July 24, 2006
I notice that the in the D docs, and in std.c.fenv, there is no mention of floating-point trap handling. Is it even feasible to handle traps in a portable manner?

Here's a theoretical example of overflow/underflow handling that would allow computation at maximum speed for normal arrays, and still yield correct results for (say) arr [] = [ real.max, real.max, real.min, real.min, 3.0 ];
which would ordinarily cause an overflow.

import mythical.floatTrap;

real product(real [] arr)
{
   int numOverflows=0;
   real prod = 1.0;

   floatTrap(OVERFLOW,  (real x) { prod = x; ++numOverflows; });
   floatTrap(UNDERFLOW, (real x) { prod = x; --numOverflows; });
   scope(exit) floatTrap(OVERFLOW, null); // restore previous trap state
   scope(exit) floatTrap(UNDERFLOW, null);

   foreach(x; arr) { prod*=x; }
   // now the total product is prod + pow(2, numOverflows*real.wrap)
   if (numOverflows==0) return prod;
   else {
    // do something sensible in this situation
   }
}

where
float.wrap = 192 = 0xC0
double.wrap = 1536 = 0x600
real.wrap = 0x6000

are intrinsic floating-point constant properties not currently supported by D (and which would be needed only if D could support traps).
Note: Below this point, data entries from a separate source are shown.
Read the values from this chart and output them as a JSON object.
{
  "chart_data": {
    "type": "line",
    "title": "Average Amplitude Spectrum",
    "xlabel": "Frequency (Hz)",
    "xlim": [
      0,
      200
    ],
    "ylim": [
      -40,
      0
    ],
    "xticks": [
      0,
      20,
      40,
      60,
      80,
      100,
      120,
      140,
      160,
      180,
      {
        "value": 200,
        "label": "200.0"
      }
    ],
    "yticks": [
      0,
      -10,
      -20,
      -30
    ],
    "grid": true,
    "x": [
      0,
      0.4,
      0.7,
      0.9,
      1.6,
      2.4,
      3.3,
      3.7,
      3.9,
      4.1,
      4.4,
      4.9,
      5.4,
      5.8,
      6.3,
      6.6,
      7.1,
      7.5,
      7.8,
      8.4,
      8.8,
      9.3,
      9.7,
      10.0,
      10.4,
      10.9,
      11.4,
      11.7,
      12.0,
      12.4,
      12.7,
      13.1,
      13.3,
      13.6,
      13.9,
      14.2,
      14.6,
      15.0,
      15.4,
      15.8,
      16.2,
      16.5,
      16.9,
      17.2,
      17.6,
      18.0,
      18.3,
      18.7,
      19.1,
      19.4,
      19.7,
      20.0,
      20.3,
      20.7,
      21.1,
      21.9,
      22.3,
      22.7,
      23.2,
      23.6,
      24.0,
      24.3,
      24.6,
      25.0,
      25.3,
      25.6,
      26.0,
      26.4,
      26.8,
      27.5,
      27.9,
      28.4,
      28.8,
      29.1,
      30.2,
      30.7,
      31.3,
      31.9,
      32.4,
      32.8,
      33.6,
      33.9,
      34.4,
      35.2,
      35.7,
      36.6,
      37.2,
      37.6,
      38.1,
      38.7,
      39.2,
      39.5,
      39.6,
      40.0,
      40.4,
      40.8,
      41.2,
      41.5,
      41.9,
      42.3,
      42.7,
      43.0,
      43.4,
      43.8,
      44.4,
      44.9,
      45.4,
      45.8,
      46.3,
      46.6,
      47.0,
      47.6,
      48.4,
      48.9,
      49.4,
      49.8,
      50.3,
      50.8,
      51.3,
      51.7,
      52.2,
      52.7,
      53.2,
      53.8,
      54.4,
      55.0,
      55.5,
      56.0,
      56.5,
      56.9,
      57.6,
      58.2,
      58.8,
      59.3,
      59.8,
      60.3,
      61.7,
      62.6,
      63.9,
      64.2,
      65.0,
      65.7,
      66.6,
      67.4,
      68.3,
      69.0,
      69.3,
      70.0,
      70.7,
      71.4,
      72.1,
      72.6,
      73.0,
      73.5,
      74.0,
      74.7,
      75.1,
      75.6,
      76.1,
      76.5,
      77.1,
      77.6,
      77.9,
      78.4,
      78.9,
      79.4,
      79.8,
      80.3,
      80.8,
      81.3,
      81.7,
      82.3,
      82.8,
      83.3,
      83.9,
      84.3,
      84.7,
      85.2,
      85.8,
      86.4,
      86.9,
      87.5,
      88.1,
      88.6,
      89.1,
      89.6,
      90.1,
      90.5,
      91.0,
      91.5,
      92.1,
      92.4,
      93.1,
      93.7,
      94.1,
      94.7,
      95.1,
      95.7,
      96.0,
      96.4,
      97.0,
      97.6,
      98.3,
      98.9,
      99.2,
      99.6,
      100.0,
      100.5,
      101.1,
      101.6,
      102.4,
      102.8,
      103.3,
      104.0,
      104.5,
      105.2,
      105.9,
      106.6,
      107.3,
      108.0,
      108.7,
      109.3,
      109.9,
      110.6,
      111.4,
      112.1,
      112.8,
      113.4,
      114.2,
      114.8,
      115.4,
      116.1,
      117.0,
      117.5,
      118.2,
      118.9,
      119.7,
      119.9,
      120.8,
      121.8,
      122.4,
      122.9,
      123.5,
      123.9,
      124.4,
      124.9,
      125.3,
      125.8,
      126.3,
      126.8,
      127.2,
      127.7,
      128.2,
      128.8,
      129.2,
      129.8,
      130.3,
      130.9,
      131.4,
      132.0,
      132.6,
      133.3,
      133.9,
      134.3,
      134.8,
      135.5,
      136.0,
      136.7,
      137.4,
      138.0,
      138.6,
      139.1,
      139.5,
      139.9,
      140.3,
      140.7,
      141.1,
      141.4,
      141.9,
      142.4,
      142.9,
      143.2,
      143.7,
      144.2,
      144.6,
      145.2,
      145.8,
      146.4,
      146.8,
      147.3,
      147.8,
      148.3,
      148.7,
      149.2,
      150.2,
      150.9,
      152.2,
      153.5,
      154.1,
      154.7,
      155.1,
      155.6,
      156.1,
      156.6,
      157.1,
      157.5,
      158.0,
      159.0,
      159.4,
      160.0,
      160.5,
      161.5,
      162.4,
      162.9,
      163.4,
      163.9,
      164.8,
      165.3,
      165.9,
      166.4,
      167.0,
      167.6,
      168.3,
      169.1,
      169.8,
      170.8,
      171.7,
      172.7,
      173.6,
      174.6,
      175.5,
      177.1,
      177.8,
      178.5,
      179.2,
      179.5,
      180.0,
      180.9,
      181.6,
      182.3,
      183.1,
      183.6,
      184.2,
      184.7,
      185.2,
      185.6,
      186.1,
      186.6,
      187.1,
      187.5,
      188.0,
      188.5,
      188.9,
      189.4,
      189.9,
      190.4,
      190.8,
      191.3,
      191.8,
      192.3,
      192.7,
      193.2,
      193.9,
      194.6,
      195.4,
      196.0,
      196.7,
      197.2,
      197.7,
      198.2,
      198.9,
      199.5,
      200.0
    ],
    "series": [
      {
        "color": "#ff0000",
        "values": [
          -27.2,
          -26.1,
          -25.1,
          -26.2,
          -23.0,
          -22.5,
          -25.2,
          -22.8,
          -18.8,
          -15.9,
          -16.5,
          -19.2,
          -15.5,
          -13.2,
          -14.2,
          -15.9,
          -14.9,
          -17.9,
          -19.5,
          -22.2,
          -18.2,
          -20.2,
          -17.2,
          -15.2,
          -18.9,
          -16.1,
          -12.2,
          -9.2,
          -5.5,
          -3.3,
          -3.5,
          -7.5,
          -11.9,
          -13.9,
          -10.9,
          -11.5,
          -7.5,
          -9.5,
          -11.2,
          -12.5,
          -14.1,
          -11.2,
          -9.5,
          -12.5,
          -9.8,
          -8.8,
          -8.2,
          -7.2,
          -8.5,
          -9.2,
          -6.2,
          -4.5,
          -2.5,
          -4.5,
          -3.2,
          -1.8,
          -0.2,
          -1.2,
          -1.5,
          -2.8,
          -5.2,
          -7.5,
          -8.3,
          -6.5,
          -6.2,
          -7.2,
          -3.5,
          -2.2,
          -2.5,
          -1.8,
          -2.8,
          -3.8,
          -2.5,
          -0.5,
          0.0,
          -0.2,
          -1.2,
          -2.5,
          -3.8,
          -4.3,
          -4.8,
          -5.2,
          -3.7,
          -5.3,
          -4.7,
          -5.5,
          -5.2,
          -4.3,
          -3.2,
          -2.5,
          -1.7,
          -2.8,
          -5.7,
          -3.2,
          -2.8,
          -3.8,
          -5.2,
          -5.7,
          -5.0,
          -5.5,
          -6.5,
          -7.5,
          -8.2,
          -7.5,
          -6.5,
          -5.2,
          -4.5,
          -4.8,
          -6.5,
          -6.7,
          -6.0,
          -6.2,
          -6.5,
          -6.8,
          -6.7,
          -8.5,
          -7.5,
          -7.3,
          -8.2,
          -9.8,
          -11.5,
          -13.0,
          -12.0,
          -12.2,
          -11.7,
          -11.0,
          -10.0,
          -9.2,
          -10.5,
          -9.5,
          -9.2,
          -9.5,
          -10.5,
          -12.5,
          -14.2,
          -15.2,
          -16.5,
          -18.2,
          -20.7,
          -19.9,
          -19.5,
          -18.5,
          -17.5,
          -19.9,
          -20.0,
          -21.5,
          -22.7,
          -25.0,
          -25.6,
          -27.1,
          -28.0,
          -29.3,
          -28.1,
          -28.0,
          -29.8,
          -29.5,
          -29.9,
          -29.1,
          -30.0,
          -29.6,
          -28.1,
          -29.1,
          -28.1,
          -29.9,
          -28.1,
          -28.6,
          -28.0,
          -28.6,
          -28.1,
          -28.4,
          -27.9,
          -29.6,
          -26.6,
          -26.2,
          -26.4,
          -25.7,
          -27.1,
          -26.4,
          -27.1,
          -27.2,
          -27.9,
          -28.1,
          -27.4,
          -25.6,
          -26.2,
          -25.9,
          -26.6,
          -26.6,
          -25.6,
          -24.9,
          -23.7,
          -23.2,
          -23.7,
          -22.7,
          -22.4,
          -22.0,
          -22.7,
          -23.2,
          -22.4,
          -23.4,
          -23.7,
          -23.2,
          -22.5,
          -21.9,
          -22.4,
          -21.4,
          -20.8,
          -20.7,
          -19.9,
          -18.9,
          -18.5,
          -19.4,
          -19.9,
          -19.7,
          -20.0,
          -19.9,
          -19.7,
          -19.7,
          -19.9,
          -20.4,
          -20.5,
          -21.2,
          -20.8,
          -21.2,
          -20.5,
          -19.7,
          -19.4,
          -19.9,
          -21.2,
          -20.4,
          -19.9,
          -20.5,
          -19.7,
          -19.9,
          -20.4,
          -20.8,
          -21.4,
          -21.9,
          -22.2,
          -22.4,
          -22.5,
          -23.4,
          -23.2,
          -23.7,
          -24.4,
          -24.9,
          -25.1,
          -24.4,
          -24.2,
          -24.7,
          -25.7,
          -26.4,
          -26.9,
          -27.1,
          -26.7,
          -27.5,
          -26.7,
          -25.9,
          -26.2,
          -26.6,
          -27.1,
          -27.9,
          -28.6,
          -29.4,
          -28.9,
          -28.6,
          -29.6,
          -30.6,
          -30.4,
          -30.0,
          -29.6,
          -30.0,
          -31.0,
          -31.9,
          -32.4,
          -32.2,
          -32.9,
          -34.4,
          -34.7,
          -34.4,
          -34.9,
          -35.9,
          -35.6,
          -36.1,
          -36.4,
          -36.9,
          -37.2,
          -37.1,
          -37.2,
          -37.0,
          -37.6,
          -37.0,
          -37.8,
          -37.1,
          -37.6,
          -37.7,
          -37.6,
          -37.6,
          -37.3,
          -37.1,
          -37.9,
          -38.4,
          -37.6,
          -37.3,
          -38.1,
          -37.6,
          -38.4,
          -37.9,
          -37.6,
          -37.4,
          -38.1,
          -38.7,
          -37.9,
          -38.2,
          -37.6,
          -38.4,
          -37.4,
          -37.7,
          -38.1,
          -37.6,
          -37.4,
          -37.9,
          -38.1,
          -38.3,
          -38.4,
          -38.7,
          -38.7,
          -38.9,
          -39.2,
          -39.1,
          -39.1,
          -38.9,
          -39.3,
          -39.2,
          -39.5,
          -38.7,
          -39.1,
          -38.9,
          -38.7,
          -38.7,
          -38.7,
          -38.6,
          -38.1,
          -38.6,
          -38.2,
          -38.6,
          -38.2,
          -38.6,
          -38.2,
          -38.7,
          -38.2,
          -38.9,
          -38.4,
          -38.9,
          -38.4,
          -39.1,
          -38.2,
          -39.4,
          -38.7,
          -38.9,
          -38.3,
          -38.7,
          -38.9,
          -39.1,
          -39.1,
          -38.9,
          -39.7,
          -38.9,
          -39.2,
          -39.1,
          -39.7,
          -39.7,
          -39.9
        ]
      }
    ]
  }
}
I have no idea if this is feasible across the OSes supported by D; for example, it requires that the OS save the floating point exception handler states between threads. Walter once made a comment that signalling NaNs are poorly supported by OSes; is trap handling the reason?
July 24, 2006
Don Clugston wrote:
> I notice that the in the D docs, and in std.c.fenv, there is no mention of floating-point trap handling. Is it even feasible to handle traps in a portable manner?

Not any better than you can in C.

> I have no idea if this is feasible across the OSes supported by D; for example, it requires that the OS save the floating point exception handler states between threads. Walter once made a comment that signalling NaNs are poorly supported by OSes; is trap handling the reason?

I've generally just stuck with reading the sticky floating point exception flags.